Moumen Helmi, l’auteur égyptien de la BD «Antara»

Antara, superhéros arabe, en bande dessinée

SHARJAH — Mi-Superman, mi-Roméo, le poète préislamique du VIe siècle Antara, célébré dans l’art populaire et dans la mémoire collective des Arabes, a enfin droit à sa bande dessinée, expression artistique relativement nouvelle dans le monde arabe.

L’initiative revient à la maison d’édition Kalimat de Sharjah, l’une des sept composantes des Émirats arabes unis, qui se projette comme un centre culturel régional.

Antara est la première bande dessinée produite en arabe par cette maison d’édition spécialisée notamment dans la traduction de mangas japonais.

Ses publications en arabe connaissent de plus en plus de succès dans les pays du golfe, selon les éditeurs.

Antara est «le meilleur choix pour un superhéros arabe», indique Moumen Helmi, l’auteur égyptien de cette BD. L’histoire de ce poète et guerrier, également appelé Antar, mêle chevalerie, amours contrariées, racisme et courage.

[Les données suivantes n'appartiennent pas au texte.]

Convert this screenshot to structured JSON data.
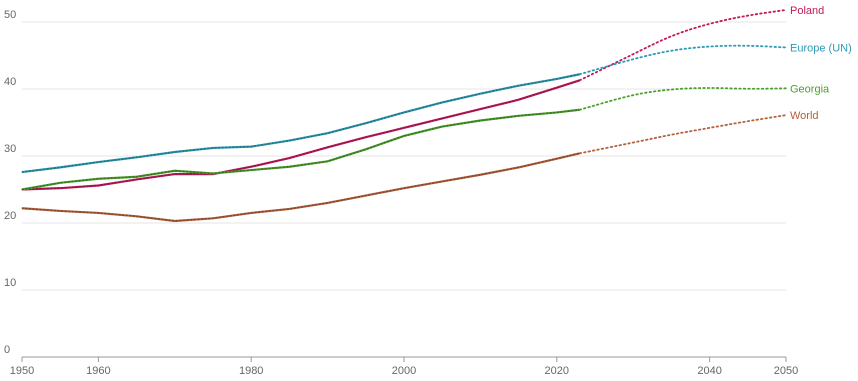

Sous la plume d’Ashraf Ghori, célèbre dessinateur indien, Antara illumine cette bande dessinée très colorée qui se veut aussi éclatante que les exploits du héros épique.

Selon une version de sa biographie, Antara, de son vrai nom Antara Ibn Chadded el Absi, est né d’une mère noire, princesse éthiopienne pour les uns, simple servante pour les autres.

Il n’est pas reconnu par son père, chef d’une tribu dans l’ouest de l’Arabie saoudite actuelle, et a un statut d’esclave.

En défendant sa tribu, les Banu Abs, il ressent sa condition d’esclave quand, après une victoire, il se voit proposer, en raison de son statut, seulement la moitié de la récompense revenant à chaque combattant.

«Couleur de peau»

Antara s’exile alors dans le désert avant d’être de nouveau sollicité pour défendre sa tribu. Il gagnera sa liberté, selon la légende, après avoir joué un rôle majeur dans la défaite de l’ennemi.

«Les Arabes aiment l’exagération autour d’une personnalité et on a pensé à le transformer en superhéros comparable à ceux qu’on trouve aux États-Unis, en Europe et au Japon», souligne M. Helmi.

La BD illustre, selon lui, les transformations de la personnalité d’Antara «qui a commencé sa vie en esclave, maltraité par sa tribu en raison de la couleur de sa peau et du statut de sa mère, pour devenir un héros» par la suite.

La bravoure d’Antara n’a d’égale que la force de sa poésie, qu’il consacre notamment à louer ses propres exploits guerriers et à clamer son amour pour sa cousine Abla, dont le coeur lui a été longtemps refusé.

Ces deux sujets sont au cœur de sa «moualaka», l’un des sept poèmes préislamiques les plus célèbres.

Antara est «le meilleur choix pour un superhéros arabe», croit Moumen Helmi. L’histoire de ce poète et guerrier, également appelé Antar, mêle chevalerie, amours contrariées, racisme et courage.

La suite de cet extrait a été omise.